Care Enough About Others Not To Drag Them To Hell With You

You know where you stand with God. If you are saved, you know it (I John 5:20). You also know that if you have doubts that such in itself is evidence you are not right with God (Romans 14:23). If you’re not prepared to stand before the Judgment seat of Christ (John 5:28-29, Romans 14:10-12, and II Corinthians 5:10), you know what that means.

If your spiritual life is not good, why would you bring others into risk by them being in fellowship with you? Take a few minutes and go read about what Achan did to his brothers and sisters in Israel (Joshua 7:1-26). Did Achan love his brethren? What about you? If you’re in sin and you are now potentially bringing others into such a state with you, can you claim to love your brethren? We know that we’re damned if we do not love our brethren (I John 3:14 and I John 4:20-21). However, we should suppose that if one does not love himself or herself enough to get their own lives right, why would they care about another? Thus, if you are the brother or sister (said loosely) that is in sin and potentially bringing others into sin with you through fellowship; we should not trust you to care for the rest of us.

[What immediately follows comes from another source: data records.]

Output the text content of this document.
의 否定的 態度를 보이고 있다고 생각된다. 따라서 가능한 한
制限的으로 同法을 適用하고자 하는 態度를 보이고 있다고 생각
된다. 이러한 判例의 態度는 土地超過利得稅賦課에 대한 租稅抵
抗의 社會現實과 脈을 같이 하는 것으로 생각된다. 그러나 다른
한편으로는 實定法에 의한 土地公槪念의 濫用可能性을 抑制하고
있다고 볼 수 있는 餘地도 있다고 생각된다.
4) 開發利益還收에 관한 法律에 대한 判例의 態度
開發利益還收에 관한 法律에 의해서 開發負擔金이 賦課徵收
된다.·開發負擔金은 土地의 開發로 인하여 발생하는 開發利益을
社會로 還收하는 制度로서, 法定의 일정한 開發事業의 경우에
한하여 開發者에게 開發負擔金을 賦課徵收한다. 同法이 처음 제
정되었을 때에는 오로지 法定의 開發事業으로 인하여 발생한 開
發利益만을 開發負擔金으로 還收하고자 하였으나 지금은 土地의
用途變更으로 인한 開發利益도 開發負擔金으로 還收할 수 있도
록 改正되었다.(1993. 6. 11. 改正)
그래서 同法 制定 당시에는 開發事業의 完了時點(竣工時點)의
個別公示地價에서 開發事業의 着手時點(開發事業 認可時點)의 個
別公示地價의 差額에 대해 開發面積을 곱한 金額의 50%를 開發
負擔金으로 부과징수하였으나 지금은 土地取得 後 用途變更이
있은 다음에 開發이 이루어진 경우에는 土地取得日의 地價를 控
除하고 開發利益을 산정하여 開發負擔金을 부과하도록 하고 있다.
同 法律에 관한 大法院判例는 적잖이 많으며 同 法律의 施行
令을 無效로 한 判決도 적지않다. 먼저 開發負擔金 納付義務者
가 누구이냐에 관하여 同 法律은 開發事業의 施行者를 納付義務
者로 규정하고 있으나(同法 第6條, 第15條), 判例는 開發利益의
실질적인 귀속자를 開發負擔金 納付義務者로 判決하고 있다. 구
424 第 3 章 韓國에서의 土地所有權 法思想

Don’t Trust Others To Keep You From High Risks

God tells us not to be partakers in other men’s sins (I Timothy 5:22). What we all have to understand is, many people are irresponsible. Many people do not consider that their sins affect other people. All of those who are dishonest enough to err and pretend to be in the faith are not honest enough to tell others that they are in that state of being.

To some degree, there will be those among us that we cannot tell are in sin no matter how hard we look. Judas is a classic example of this (John 12:1-6). What we will surely be accountable for is not trying hard enough to find out who is faithful and who is not. We are directly told not to believe everyone (I John 4:1). We also read in the Scriptures that we should not believe everything we are told. Notice:
“The simple believeth every word: but the prudent man looketh well to his going” (Proverbs 14:15).

Faithful Christians are supposed to grow to a point wherein we are not so easily deceived (Ephesians 4:14). We are supposed to be aware of the fact that people will try to trick us with enticing words (Colossians 2:4). These things are commanded of God. They are things we are expected to be capable of as Christians. We need to be aware of how to not be tricked. We need to be like the banks and examine the credibility of those claiming to be faithful saints.

You Can Know Them…

Jesus said this: “Beware of false prophets, which come to you in sheep’s clothing, but inwardly they are ravening wolves. Ye shall know them by their fruits. Do men gather grapes of thorns, or figs of thistles? Even so every good tree bringeth forth good fruit; but a corrupt tree bringeth forth evil fruit. A good tree cannot bring forth evil fruit, neither can a corrupt tree bring forth good fruit. Every tree that bringeth not forth good fruit is hewn down, and cast into the fire. Wherefore by their fruits ye shall know them (Matthew 7:15-20). You go out and purchase a package of seeds that claim to be for an apple tree. When will you really, for sure, know they are correct? You will not know when you plant those seeds. You will not know when a tree begins to grow. You WILL know once that tree produces apples. That is knowing that tree by its fruit. The same process must take place with those proclaiming to be faithful Christians. We have to watch and see what comes out of them as they grow.

Conclusion

Let’s bring this lesson back to ourselves. All examination has to start with self (Psalms 119:59-60, Haggai 1:5, and II Corinthians 13:5). What kind of fruit is growing from your spiritual life? If I want brethren to trust me, what will they see if they examine my recent and distant spiritual path? If I have little spiritual fruit for them to examine, I should not expect them to grant me very much spiritual creditability until I fully prove myself (Acts 9:26-31).